For centuries, it was assumed that honey bees simply visited flowers and collected the honey ready-made, bringing it back to the hive and storing it there. The truth of the matter is that honey making is an elaborate and complicated process. The first step is the collection of floral nectar from the gullets of colorful and fragrant blossoms. Floral nectar starts out as sugar water enriched with a few amino acids, proteins, lipids, phenolics, and other chemicals. While it sits in floral ponds, waiting to be sampled by pollinators, the nectar takes on the aroma of the flowers that produced it. Though the scent of the nectar itself is faint, the aromas are intensified once it is concentrated into honey. Excess water is driven off and the complex volatile oils and other chemicals from the flower are magnified, becoming part of the honey and adding to its appeal. Single-source honeys reveal their characteristic aromas best at room temperature, especially when drizzled across a warm piece of toast.
from Secrets of the Bee

Wear loose and comfortable clothing when working out. Because a warmed muscle is believed to be more flexible and pliant, you will often see people wearing sweat suits and woolen socks. You should also be sure to position yourself as comfortably as possible to reduce the tension and make the stretching more enjoyable.from The Science of Stretching, by Michael Alter

Freewrite: Make a list of all the things you can do.

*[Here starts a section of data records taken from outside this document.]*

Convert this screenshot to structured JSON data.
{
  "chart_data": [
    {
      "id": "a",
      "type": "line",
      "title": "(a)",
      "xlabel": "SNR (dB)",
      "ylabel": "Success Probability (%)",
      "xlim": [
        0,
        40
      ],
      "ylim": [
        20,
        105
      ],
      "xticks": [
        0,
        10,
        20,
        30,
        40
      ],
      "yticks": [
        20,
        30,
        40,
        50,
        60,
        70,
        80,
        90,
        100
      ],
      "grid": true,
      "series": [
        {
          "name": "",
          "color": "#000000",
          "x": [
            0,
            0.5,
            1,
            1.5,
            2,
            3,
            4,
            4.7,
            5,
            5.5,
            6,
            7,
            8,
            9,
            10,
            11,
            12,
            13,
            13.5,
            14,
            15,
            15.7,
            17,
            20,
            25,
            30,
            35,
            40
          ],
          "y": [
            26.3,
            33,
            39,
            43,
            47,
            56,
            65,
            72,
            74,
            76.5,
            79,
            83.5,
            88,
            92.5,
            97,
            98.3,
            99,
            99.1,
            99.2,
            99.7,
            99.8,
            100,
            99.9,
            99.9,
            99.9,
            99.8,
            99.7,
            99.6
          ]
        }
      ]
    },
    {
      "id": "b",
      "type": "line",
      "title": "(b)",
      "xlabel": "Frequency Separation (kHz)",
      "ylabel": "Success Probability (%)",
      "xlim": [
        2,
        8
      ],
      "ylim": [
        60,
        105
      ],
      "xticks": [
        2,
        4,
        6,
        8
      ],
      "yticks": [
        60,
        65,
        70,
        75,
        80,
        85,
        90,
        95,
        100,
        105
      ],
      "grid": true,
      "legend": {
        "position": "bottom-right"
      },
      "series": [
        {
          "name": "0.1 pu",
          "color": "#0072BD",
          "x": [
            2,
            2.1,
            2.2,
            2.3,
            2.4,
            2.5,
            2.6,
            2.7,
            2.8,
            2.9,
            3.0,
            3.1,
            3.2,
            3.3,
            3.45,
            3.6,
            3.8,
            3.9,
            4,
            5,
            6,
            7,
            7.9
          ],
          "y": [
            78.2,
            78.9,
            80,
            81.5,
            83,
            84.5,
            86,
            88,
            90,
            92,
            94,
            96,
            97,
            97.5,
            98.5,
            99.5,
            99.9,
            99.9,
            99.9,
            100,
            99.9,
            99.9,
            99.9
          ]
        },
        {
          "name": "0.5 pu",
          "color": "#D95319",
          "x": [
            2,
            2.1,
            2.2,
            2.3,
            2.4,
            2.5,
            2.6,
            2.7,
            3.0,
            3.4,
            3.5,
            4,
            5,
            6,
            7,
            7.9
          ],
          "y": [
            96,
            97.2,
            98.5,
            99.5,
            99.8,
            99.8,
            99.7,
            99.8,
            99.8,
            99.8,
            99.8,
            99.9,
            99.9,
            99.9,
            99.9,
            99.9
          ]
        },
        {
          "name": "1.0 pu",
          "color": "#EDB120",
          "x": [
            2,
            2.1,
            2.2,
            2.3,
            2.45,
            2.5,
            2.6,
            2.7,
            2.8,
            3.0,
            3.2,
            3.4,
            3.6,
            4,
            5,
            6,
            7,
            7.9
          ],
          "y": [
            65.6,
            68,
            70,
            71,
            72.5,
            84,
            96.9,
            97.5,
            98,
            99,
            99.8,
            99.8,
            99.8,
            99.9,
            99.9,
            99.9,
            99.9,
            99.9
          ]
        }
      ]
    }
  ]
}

Free associate. Imagine the times and places and people these things you do have involved.

Choose one or two as a possible subject of description in process mode.

Assignment #5: In a step-by-step or stage-by stage description show the means by which some thing or another happens or gets done, made, or developed. Write 350 words, using an introductory, body, and concluding paragraphs. Title the essay. Double space the lines.

Grammar Practice: Review verb work and introduce pronoun use guidelines for practice.